One thing to keep in mind is that because of the special cuts (especially with slim / tight-fitting jeans) that are usually unique to a particular designer, it’s always a good idea to try on these jeans before you buy them. I’ve bought a lot of fancy denim from Ebay over the last year, and around 50% of them didn’t fit right. I always wanted a pair of Rag & Bone brand jeans, but after trying on half a dozen different pairs at Bblessing in the Lower East Side, I had to give up and admit that they just don’t look good on me.

Finishing

“Finishing” refers to anything done to the jeans after they are assembled from the raw denim. This is a whole world unto itself, but generally speaking “finishing” can be different kinds of washes or fades, or the addition of scuffs, patches, holes, embroidery, studs, and logos. Although some denim purists prefer their jeans “raw” with no finishing, it can be a fine art in its own right. Japanese brands like Evisu, Bape, Red Monkey, and Neighborhood are all known for creating spectacularly unique jeans that defined high-end urban streetwear.

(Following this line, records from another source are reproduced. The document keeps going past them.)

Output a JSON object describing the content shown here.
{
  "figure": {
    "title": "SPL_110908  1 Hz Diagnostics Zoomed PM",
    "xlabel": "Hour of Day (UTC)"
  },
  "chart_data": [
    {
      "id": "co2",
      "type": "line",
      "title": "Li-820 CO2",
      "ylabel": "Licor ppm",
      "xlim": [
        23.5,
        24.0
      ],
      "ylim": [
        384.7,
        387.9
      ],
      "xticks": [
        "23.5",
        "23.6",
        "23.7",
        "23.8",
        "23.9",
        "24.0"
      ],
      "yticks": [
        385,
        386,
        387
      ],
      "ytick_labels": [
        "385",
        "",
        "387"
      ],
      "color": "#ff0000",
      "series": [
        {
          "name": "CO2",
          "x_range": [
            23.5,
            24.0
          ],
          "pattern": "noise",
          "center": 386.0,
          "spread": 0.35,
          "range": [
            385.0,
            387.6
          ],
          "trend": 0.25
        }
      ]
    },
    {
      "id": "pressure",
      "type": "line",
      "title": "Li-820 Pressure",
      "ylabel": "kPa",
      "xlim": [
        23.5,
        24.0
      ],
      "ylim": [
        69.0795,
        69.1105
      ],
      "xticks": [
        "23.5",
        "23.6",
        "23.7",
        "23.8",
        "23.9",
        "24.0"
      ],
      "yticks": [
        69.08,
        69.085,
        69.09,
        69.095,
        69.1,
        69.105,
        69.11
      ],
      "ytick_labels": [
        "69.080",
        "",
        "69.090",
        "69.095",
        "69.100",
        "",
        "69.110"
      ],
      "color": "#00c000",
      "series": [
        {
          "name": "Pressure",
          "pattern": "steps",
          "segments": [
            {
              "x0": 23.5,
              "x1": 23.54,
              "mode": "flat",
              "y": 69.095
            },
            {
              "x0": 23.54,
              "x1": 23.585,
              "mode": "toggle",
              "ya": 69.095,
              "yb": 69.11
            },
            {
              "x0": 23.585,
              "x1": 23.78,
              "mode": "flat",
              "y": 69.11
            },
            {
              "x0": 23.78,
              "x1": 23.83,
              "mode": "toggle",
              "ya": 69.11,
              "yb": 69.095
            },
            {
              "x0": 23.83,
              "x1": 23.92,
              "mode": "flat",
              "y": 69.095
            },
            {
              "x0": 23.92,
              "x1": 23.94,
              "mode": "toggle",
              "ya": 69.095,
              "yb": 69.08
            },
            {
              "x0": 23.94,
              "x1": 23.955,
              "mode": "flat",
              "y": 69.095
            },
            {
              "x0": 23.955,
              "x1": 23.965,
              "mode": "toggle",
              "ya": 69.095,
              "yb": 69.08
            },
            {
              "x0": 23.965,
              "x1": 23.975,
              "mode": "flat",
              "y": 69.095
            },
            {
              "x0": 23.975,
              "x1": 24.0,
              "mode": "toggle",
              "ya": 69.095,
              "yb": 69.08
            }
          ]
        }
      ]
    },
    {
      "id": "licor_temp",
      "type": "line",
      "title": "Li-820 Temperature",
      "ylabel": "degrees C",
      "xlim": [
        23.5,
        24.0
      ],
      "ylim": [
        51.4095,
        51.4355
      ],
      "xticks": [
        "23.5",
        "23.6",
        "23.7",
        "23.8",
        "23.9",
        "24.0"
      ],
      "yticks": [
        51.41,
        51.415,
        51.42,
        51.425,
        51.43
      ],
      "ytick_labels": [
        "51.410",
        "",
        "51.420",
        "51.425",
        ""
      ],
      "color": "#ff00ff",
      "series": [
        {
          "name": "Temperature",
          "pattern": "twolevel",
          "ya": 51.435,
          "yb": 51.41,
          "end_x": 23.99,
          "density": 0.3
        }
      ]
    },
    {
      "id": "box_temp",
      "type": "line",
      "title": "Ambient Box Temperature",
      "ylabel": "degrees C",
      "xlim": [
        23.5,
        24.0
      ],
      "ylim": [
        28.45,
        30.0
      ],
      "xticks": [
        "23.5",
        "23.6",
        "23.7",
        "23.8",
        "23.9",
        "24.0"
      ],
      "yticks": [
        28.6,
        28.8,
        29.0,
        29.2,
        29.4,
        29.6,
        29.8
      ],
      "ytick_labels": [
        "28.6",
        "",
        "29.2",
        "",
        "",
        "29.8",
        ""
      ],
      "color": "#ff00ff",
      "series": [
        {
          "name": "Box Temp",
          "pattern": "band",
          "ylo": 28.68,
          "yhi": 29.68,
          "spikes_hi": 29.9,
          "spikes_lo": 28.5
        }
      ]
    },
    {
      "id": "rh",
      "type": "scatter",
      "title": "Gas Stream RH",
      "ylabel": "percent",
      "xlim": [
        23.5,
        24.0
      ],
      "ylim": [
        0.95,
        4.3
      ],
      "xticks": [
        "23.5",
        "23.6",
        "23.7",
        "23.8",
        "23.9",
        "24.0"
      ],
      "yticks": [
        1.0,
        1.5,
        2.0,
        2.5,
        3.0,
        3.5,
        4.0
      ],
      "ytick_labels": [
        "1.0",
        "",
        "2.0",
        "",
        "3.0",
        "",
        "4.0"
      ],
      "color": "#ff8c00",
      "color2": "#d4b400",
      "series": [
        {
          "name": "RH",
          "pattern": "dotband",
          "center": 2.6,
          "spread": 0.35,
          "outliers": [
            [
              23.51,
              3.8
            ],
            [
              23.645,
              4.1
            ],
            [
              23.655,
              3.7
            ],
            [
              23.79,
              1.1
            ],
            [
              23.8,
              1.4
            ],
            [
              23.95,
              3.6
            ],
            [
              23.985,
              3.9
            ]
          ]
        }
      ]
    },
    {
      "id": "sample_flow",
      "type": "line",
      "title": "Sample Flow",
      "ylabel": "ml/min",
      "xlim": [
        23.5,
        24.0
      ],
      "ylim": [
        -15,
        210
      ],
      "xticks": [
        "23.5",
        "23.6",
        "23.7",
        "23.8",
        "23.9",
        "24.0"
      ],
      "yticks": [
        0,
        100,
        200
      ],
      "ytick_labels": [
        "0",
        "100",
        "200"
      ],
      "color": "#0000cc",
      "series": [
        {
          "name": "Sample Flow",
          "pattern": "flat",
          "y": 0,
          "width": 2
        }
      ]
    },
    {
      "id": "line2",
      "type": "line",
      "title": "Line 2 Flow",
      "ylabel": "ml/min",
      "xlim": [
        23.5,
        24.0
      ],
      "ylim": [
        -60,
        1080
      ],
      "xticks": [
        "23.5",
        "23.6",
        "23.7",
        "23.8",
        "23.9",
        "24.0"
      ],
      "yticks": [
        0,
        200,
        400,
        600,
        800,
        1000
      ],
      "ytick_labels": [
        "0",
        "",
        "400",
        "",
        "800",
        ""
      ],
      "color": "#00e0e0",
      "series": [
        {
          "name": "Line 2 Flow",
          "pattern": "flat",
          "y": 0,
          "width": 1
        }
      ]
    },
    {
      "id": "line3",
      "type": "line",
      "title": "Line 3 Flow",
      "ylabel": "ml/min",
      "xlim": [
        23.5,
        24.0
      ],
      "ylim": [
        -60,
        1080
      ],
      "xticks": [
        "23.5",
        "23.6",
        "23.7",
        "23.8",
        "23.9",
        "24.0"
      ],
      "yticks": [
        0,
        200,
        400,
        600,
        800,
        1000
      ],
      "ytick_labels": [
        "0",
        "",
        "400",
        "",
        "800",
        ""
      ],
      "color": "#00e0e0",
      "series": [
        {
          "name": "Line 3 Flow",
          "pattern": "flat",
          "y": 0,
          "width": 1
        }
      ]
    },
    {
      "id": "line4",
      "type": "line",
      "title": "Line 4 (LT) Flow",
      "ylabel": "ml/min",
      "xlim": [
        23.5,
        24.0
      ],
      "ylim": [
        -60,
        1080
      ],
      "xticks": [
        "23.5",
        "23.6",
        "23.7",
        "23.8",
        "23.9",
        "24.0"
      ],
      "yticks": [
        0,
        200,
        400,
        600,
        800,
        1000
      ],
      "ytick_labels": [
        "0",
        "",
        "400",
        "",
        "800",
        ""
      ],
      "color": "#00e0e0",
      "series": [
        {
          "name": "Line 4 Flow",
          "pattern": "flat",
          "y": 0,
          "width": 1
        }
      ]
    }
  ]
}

In addition, the Japanese branch of Levis has created many collaborations with Japanese design houses like Fragment, Fenom / Tab Device, Clot, and Aliengra that all focus on unique detailing and finishing. Their LVC line uses complex finishes and cuts to reproduce denim designs from the late 1800’s to the 1950’s.

Exclusivity

This part doesn’t need much explanation. If you’re rocking a pair of $1,300 Japanese jeans, chances are you won’t see many other people with the same pair. Actually, chances are that no one except other denim heads will even recognize them! Of course, it’s all part of the “game” to get your hands on the best, most unique jeans out there. And unlike the sneaker game, jeans are meant to be worn, not kept in a box in your closet. This is what makes the denim game in some ways more fun than collecting sneakers – premium jeans get better with age, while the more you wear your super-cool sneakers, the more beat-up they will get.